Uber loses money, lots of it. Although ride-hailing is seen as a sunrise industry, Uber has struggled with high costs even as it has grown revenues. Nevertheless, the privately held start-up has attracted investors who see a bright future in ride-hailing and are reassured by its dominant share (over 70%) of the US ride-hail market.
It does face an existential threat though in autonomous drive technology which potentially results in very much lower cost journeys when compensation for the driver disappears. Uber has made no secret of its plan to eventually remove the driver and radically change its own business model. Uber’s Advanced Technologies Center in Pittsburgh has been working on a self-driving system for some time.
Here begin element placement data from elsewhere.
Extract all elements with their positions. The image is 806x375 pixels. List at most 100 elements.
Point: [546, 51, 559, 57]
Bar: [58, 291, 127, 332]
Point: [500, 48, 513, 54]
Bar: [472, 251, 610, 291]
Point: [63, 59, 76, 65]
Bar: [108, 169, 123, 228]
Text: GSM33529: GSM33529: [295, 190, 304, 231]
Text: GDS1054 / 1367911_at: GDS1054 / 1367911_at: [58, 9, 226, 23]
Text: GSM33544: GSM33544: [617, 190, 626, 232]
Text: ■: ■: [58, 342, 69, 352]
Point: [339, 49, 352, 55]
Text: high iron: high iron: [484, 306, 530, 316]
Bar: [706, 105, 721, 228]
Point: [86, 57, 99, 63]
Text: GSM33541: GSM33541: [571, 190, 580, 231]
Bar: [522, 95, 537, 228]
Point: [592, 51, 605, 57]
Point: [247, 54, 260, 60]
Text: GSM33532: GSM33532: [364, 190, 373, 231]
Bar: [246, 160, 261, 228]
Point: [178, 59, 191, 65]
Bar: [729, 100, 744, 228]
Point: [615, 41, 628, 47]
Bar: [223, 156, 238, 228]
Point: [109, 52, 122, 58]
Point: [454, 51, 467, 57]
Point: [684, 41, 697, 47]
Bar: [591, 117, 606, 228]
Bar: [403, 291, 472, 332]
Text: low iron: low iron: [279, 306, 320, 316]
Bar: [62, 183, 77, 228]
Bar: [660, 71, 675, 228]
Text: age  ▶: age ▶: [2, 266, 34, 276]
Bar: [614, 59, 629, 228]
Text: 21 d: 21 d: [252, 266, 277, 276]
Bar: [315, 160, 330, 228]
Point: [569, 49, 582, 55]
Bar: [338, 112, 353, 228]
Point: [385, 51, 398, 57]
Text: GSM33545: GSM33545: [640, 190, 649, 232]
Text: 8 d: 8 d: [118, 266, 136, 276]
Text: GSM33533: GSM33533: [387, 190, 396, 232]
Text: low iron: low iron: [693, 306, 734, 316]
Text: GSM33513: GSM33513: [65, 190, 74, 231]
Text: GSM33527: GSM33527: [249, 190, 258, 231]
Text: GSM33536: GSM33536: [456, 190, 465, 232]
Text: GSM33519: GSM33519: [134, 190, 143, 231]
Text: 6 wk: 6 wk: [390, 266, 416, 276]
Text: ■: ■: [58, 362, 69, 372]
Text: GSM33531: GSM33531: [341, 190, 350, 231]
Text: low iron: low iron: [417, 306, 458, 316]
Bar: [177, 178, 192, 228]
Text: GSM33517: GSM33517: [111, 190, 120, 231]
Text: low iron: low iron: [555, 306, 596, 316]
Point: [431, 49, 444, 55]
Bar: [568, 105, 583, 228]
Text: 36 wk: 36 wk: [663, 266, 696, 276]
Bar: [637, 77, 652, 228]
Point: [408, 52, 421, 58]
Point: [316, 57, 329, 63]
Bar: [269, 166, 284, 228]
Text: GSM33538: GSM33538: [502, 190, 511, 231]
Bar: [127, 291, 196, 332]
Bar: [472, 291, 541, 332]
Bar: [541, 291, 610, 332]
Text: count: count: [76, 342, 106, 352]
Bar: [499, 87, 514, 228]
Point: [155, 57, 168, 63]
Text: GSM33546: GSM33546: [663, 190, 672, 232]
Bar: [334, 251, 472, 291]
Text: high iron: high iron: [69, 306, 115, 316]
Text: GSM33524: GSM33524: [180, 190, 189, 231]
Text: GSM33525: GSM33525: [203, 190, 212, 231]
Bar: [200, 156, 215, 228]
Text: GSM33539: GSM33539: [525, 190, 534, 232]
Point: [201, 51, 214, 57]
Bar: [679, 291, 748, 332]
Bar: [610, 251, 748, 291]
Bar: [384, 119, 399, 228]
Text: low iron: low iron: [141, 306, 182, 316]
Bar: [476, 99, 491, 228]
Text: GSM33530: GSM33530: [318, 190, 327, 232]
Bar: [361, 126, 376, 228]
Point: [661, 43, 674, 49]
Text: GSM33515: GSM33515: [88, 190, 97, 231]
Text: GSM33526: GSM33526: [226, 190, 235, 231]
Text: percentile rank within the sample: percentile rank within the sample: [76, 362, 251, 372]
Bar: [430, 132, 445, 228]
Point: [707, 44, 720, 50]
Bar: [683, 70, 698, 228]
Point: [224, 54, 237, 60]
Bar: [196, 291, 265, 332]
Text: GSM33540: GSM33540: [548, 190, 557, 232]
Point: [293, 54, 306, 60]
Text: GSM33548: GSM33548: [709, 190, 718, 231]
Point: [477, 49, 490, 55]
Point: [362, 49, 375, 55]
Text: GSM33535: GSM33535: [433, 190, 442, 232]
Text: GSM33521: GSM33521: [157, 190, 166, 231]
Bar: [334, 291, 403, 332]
The traditional automotive industry also faces disruption if such asset sharing eats too far into its business model, which relies on manufacturing, dealers and people owning cars. Moreover, cars are objects of desire and OEM marketing departments promote brand attributes that are something more than the mere means to get from point A to B.
Automotive OEMs, unlike Uber, still make big profits.
The value chain is clearly going to be subject to change as the ‘sharing economy’ gets traction in urban areas and among a new generation of young people that is less inclined to own things. It’s already happening, but that doesn’t necessarily mean the automotive market will be turned upside down tomorrow. There are considerable uncertainties. Automotive OEMs, unlike Uber, still make big profits. Ride-hailing appears to co-exist with the traditional transportation business model, at least for the foreseeable future. Driverless vehicles are a few years away and there are many different opinions on how the technology will make it to market and how the value chain for urban transportation will change over the next decade.
It is interesting though, to see how vehicle makers are addressing some of the big questions strategically – whether we are talking about electrification, autonomous drive or carsharing (sharing of the vehicle asset for hire by the hour).
It’s the convergence of these elements that creates even greater uncertainty and potential for disruption. Being a part of the changes that are coming is probably a wise move. The concept of shared autonomous vehicles (SAVs) may keep some automaker executives awake at night, because in simple terms, much higher fleet capacity utilisation – for example with five people sharing one vehicle when they previously owned five – implies a much smaller annual vehicle market. But if it happens in a big way, you’d want to be one of the OEMs still standing and supplying vehicles to the SAV fleet operators. Acting now and being seen to be close to the pioneering edge of the change that is coming will also impress stakeholders and investors.
Uber is some way from nailing driverless vehicle technology, but it has sent a message out with its announcement of a non-binding supply agreement with Volvo Cars. And Volvo Cars has sent a message, too. For one thing, it is embracing change, not fearing it.